A volte focalizzarsi troppo sul presente rischia di far perdere occasioni d’oro all’investitore. Tre anni fa, l’Austria emetteva il suo primo bond a 100 anni, con scadenza 20 settembre 2117 e cedola 2,10% (ISIN: AT0000A1XML2). Poiché il prezzo esitato fu di poco inferiore alla pari (99,50), il rendimento superava appena il 2,10%, ma sembrò così basso ai tempi, che tutto il mercato guardò con ammirazione alla capacità di Vienna di rifinanziarsi nel lunghissimo periodo a costi infimi. Oggi, quello stesso bond sul mercato secondario offre un rendimento di appena lo 0,45%.

Per capirci, già un BTp rende altrettanto dai 7-8 anni di durata residua.

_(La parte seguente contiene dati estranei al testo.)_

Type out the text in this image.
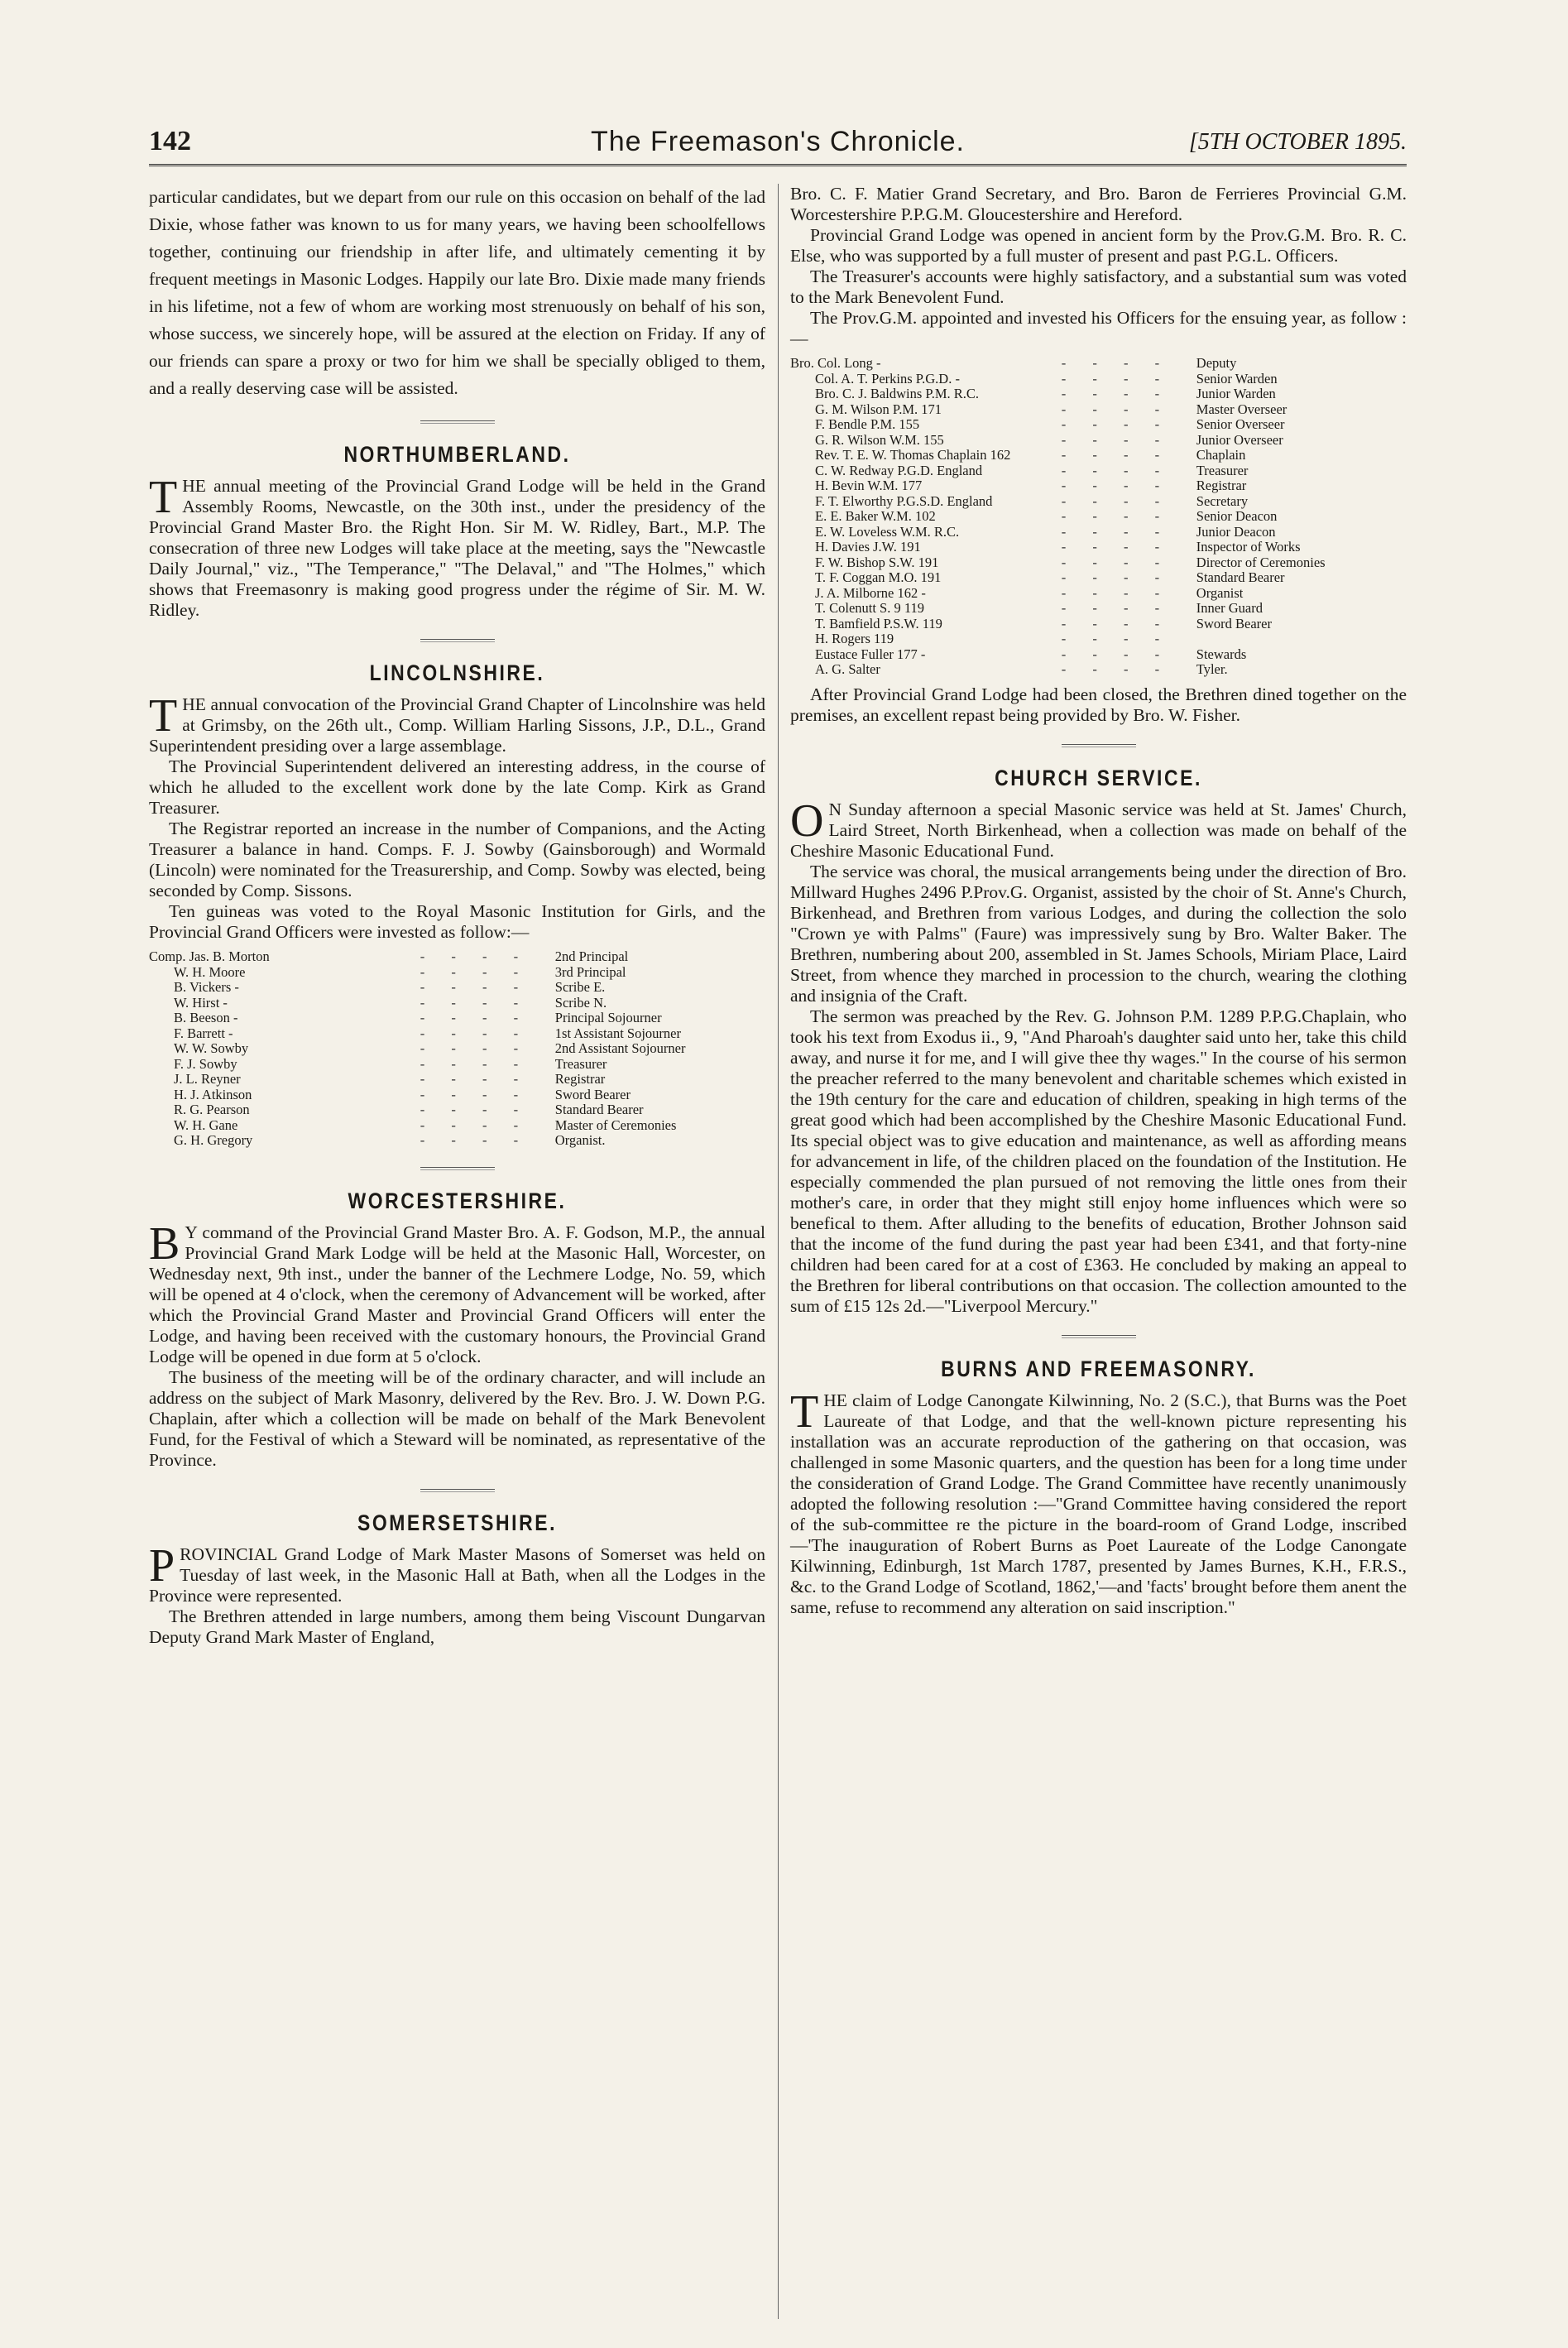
142	The Freemason's Chronicle.	[5TH OCTOBER 1895.

particular candidates, but we depart from our rule on this occasion on behalf of the lad Dixie, whose father was known to us for many years, we having been schoolfellows together, continuing our friendship in after life, and ultimately cementing it by frequent meetings in Masonic Lodges. Happily our late Bro. Dixie made many friends in his lifetime, not a few of whom are working most strenuously on behalf of his son, whose success, we sincerely hope, will be assured at the election on Friday. If any of our friends can spare a proxy or two for him we shall be specially obliged to them, and a really deserving case will be assisted.

NORTHUMBERLAND.

THE annual meeting of the Provincial Grand Lodge will be held in the Grand Assembly Rooms, Newcastle, on the 30th inst., under the presidency of the Provincial Grand Master Bro. the Right Hon. Sir M. W. Ridley, Bart., M.P. The consecration of three new Lodges will take place at the meeting, says the "Newcastle Daily Journal," viz., "The Temperance," "The Delaval," and "The Holmes," which shows that Freemasonry is making good progress under the régime of Sir. M. W. Ridley.

LINCOLNSHIRE.

THE annual convocation of the Provincial Grand Chapter of Lincolnshire was held at Grimsby, on the 26th ult., Comp. William Harling Sissons, J.P., D.L., Grand Superintendent presiding over a large assemblage.

The Provincial Superintendent delivered an interesting address, in the course of which he alluded to the excellent work done by the late Comp. Kirk as Grand Treasurer.

The Registrar reported an increase in the number of Companions, and the Acting Treasurer a balance in hand. Comps. F. J. Sowby (Gainsborough) and Wormald (Lincoln) were nominated for the Treasurership, and Comp. Sowby was elected, being seconded by Comp. Sissons.

Ten guineas was voted to the Royal Masonic Institution for Girls, and the Provincial Grand Officers were invested as follow:—

Comp. Jas. B. Morton	- - - -	2nd Principal
W. H. Moore	- - - -	3rd Principal
B. Vickers -	- - - -	Scribe E.
W. Hirst -	- - - -	Scribe N.
B. Beeson -	- - - -	Principal Sojourner
F. Barrett -	- - - -	1st Assistant Sojourner
W. W. Sowby	- - - -	2nd Assistant Sojourner
F. J. Sowby	- - - -	Treasurer
J. L. Reyner	- - - -	Registrar
H. J. Atkinson	- - - -	Sword Bearer
R. G. Pearson	- - - -	Standard Bearer
W. H. Gane	- - - -	Master of Ceremonies
G. H. Gregory	- - - -	Organist.
WORCESTERSHIRE.

B Y command of the Provincial Grand Master Bro. A. F. Godson, M.P., the annual Provincial Grand Mark Lodge will be held at the Masonic Hall, Worcester, on Wednesday next, 9th inst., under the banner of the Lechmere Lodge, No. 59, which will be opened at 4 o'clock, when the ceremony of Advancement will be worked, after which the Provincial Grand Master and Provincial Grand Officers will enter the Lodge, and having been received with the customary honours, the Provincial Grand Lodge will be opened in due form at 5 o'clock.

The business of the meeting will be of the ordinary character, and will include an address on the subject of Mark Masonry, delivered by the Rev. Bro. J. W. Down P.G. Chaplain, after which a collection will be made on behalf of the Mark Benevolent Fund, for the Festival of which a Steward will be nominated, as representative of the Province.

SOMERSETSHIRE.

PROVINCIAL Grand Lodge of Mark Master Masons of Somerset was held on Tuesday of last week, in the Masonic Hall at Bath, when all the Lodges in the Province were represented.

The Brethren attended in large numbers, among them being Viscount Dungarvan Deputy Grand Mark Master of England,

Bro. C. F. Matier Grand Secretary, and Bro. Baron de Ferrieres Provincial G.M. Worcestershire P.P.G.M. Gloucestershire and Hereford.

Provincial Grand Lodge was opened in ancient form by the Prov.G.M. Bro. R. C. Else, who was supported by a full muster of present and past P.G.L. Officers.

The Treasurer's accounts were highly satisfactory, and a substantial sum was voted to the Mark Benevolent Fund.

The Prov.G.M. appointed and invested his Officers for the ensuing year, as follow :—

Bro. Col. Long -	- - - -	Deputy
Col. A. T. Perkins P.G.D. -	- - - -	Senior Warden
Bro. C. J. Baldwins P.M. R.C.	- - - -	Junior Warden
G. M. Wilson P.M. 171	- - - -	Master Overseer
F. Bendle P.M. 155	- - - -	Senior Overseer
G. R. Wilson W.M. 155	- - - -	Junior Overseer
Rev. T. E. W. Thomas Chaplain 162	- - - -	Chaplain
C. W. Redway P.G.D. England	- - - -	Treasurer
H. Bevin W.M. 177	- - - -	Registrar
F. T. Elworthy P.G.S.D. England	- - - -	Secretary
E. E. Baker W.M. 102	- - - -	Senior Deacon
E. W. Loveless W.M. R.C.	- - - -	Junior Deacon
H. Davies J.W. 191	- - - -	Inspector of Works
F. W. Bishop S.W. 191	- - - -	Director of Ceremonies
T. F. Coggan M.O. 191	- - - -	Standard Bearer
J. A. Milborne 162 -	- - - -	Organist
T. Colenutt S. 9 119	- - - -	Inner Guard
T. Bamfield P.S.W. 119	- - - -	Sword Bearer
H. Rogers 119	- - - -	
Eustace Fuller 177 -	- - - -	Stewards
A. G. Salter	- - - -	Tyler.

After Provincial Grand Lodge had been closed, the Brethren dined together on the premises, an excellent repast being provided by Bro. W. Fisher.

CHURCH SERVICE.

O N Sunday afternoon a special Masonic service was held at St. James' Church, Laird Street, North Birkenhead, when a collection was made on behalf of the Cheshire Masonic Educational Fund.

The service was choral, the musical arrangements being under the direction of Bro. Millward Hughes 2496 P.Prov.G. Organist, assisted by the choir of St. Anne's Church, Birkenhead, and Brethren from various Lodges, and during the collection the solo "Crown ye with Palms" (Faure) was impressively sung by Bro. Walter Baker. The Brethren, numbering about 200, assembled in St. James Schools, Miriam Place, Laird Street, from whence they marched in procession to the church, wearing the clothing and insignia of the Craft.

The sermon was preached by the Rev. G. Johnson P.M. 1289 P.P.G.Chaplain, who took his text from Exodus ii., 9, "And Pharoah's daughter said unto her, take this child away, and nurse it for me, and I will give thee thy wages." In the course of his sermon the preacher referred to the many benevolent and charitable schemes which existed in the 19th century for the care and education of children, speaking in high terms of the great good which had been accomplished by the Cheshire Masonic Educational Fund. Its special object was to give education and maintenance, as well as affording means for advancement in life, of the children placed on the foundation of the Institution. He especially commended the plan pursued of not removing the little ones from their mother's care, in order that they might still enjoy home influences which were so benefical to them. After alluding to the benefits of education, Brother Johnson said that the income of the fund during the past year had been £341, and that forty-nine children had been cared for at a cost of £363. He concluded by making an appeal to the Brethren for liberal contributions on that occasion. The collection amounted to the sum of £15 12s 2d.—"Liverpool Mercury."

BURNS AND FREEMASONRY.

THE claim of Lodge Canongate Kilwinning, No. 2 (S.C.), that Burns was the Poet Laureate of that Lodge, and that the well-known picture representing his installation was an accurate reproduction of the gathering on that occasion, was challenged in some Masonic quarters, and the question has been for a long time under the consideration of Grand Lodge. The Grand Committee have recently unanimously adopted the following resolution :—"Grand Committee having considered the report of the sub-committee re the picture in the board-room of Grand Lodge, inscribed—'The inauguration of Robert Burns as Poet Laureate of the Lodge Canongate Kilwinning, Edinburgh, 1st March 1787, presented by James Burnes, K.H., F.R.S., &c. to the Grand Lodge of Scotland, 1862,'—and 'facts' brought before them anent the same, refuse to recommend any alteration on said inscription."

All’epoca dell’emissione della prima tranche secolare austriaca, un investitore italiano avrà trovato stucchevole puntare su un asset così apparentemente poco redditizio, quando già il BTp a 10 anni offriva lo stesso rendimento. Perché mai espormi all’alto rischio di volatilità con un’obbligazione di fatto perpetua, se ho la possibilità di percepire lo stesso guadagno con una scadenza 10 volte più corta? Sta di fatto che oggi il bond austriaco quota alla bellezza di 211, ma il giorno dopo che l’Italia impose il “lockdown” e i mercati finanziari di tutto il mondo corsero a ripararsi dai rischi la quotazione arrivò al record di oltre 235.

Bond Austria a 100 anni: quale comprare tra le due scadenze per un trading aggressivo?

Guadagni a tripla cifra in breve tempo

In pratica, chi avesse acquistato questo titolo all’atto della sua emissione oggi avrebbe incassato cedole per un totale del 6,3% lordo e rivendendo maturerebbe una plusvalenza di almeno il 112%. In tutto, quasi il 120% di guadagno in appena 3 anni, pari a un rendimento medio composto del 29% all’anno. Questa è stata la remunerazione per avere scommesso su un asset apparentemente non appetibile, anche perché emesso da un cosiddetto “porto sicuro”, che per definizione attira capitali e sostiene costi di emissione molto contenuti.

Chi ci segue su Investire Oggi sa che l’Austria nel giugno scorso ha emesso un secondo bond a 100 anni, stavolta con scadenza 30 giugno 2120 e cedola 0,85% (ISIN: AT0000A2HLC4). Ha dovuto farlo per evitare di sostenere un costo ormai considerato altissimo con l’altro bond, la cui cedola del 2,10% risulta spropositata rispetto ai tassi con cui Vienna riesce a indebitarsi sui 100 anni. Certo, emettendo la scadenza 2117 avrebbe raccolto più del doppio della liquidità del valore nominale del titolo, potendola impiegare per abbattere le nuove emissioni, ma evidentemente il governo ha ritenuto più opportuno tagliare la testa al toro e procedere con una nuova scadenza.

Questo secondo bond a 100 anni offriva ieri un rendimento dello 0,50%, dato che la quotazione si aggirava sui 123,50, segnando un rialzo di quasi il 25% in circa 3 mesi. Anche in questo caso, chi ha rischiato di acquistare a prezzi già altissimi è stato premiato, in quanto l’obbligazione non ha fatto che apprezzarsi sin dal suo sbarco sul mercato. Se vogliamo, il successo di Vienna rispecchia il flop dell’economia mondiale. Non vi sarebbe ragione di accontentarsi delle briciole, a fronte di un investimento che dura diverse generazioni, se le cose andassero per il verso giusto e ci fossero crescita globale e appetito per il rischio. Basterà una leggera reflazione per mandare in rosso il bilancio dell’obbligazionista, cosa che la dice lunga sulle ragioni dell’appeal dei porti sicuri a tutt’oggi.